Eire has done well on this trip, riding for over 7,300 miles with aplomb. Sometimes we can just hear her saying "Boring, boring" and sometimes we hear nothing because her toys--gangly Mr. Giraffe, spiny purple Fishy-Ball, or Millie the Worm--absorb her interest. Or we hear her plopping her pacifier in and out of her perfect mouth, gnawing on her thumb, or sucking on her arm.
This is the companionship of the road in the McIntyre family. Living in our truck, sleeping in campgrounds and parking lots and loved ones's homes, we have made our way across the country from Missouri to the west coast and back again. Tonight, in Sioux Falls, just six hours away from home and all we hold sacred, I am filled with the crazy conflict that comes with saying goodbye to a chapter in my life and hello to the next. I will miss the quiet morning miles, the coffee kedged from shops ranging from awful to astounding, and the knowledge that anything can happen and probably will.
Tomorrow we pull into Kansas City and plunge back into life.
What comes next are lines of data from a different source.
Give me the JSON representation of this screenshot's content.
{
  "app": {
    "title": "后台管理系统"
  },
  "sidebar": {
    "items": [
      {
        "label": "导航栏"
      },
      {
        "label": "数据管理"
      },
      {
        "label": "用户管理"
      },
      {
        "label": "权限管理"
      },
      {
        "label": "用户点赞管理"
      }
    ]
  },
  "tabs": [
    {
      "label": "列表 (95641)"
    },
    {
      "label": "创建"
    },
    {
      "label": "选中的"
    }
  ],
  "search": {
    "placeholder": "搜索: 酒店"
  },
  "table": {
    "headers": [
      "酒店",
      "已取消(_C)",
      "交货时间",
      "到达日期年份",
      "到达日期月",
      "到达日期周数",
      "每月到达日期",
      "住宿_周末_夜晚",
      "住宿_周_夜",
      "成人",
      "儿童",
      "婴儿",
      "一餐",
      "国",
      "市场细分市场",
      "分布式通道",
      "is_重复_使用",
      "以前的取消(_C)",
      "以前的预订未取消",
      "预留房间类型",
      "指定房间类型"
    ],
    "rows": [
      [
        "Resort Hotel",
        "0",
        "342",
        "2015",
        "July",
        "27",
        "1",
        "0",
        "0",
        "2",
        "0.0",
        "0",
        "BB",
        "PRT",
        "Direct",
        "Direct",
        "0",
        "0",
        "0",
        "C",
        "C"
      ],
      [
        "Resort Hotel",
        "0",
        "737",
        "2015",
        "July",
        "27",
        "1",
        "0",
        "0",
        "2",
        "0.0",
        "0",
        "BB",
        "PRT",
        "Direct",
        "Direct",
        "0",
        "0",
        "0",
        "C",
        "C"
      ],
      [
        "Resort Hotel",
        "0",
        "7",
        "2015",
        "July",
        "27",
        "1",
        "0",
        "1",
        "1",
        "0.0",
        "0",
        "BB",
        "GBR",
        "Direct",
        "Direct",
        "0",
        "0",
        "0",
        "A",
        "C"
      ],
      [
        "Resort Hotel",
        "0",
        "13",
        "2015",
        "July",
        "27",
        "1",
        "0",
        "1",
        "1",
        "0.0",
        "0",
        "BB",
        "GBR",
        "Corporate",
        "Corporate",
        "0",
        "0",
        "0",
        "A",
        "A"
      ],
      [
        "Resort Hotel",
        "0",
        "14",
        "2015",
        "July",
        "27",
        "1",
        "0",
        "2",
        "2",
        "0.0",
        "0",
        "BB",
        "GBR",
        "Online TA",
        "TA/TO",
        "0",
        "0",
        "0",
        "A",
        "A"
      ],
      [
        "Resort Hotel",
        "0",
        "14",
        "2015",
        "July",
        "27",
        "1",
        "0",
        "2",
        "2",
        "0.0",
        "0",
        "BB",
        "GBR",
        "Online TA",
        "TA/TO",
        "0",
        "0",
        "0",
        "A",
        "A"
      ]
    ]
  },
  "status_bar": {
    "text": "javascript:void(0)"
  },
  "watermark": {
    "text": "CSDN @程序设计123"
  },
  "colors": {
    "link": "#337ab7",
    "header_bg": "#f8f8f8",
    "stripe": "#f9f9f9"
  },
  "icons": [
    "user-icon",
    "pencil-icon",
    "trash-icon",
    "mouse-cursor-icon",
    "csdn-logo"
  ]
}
In one way it will be as if it hever changed--the waters of life will part and close over our heads and we will be back in our accustomed places, among familiar faces. But in another way it will be different, because we are different. We have been changed subtly, in increments, by the people and the places we have met along the way, by the challenges and the comforts, by the wisdom of learning more about ourselves and each other.
I am eager and reluctant, joyful and grieved. In this paradox of life I willingly step forward. Greetings Kansas City. Goodbye everywhere else--we'll return someday, not so long from now.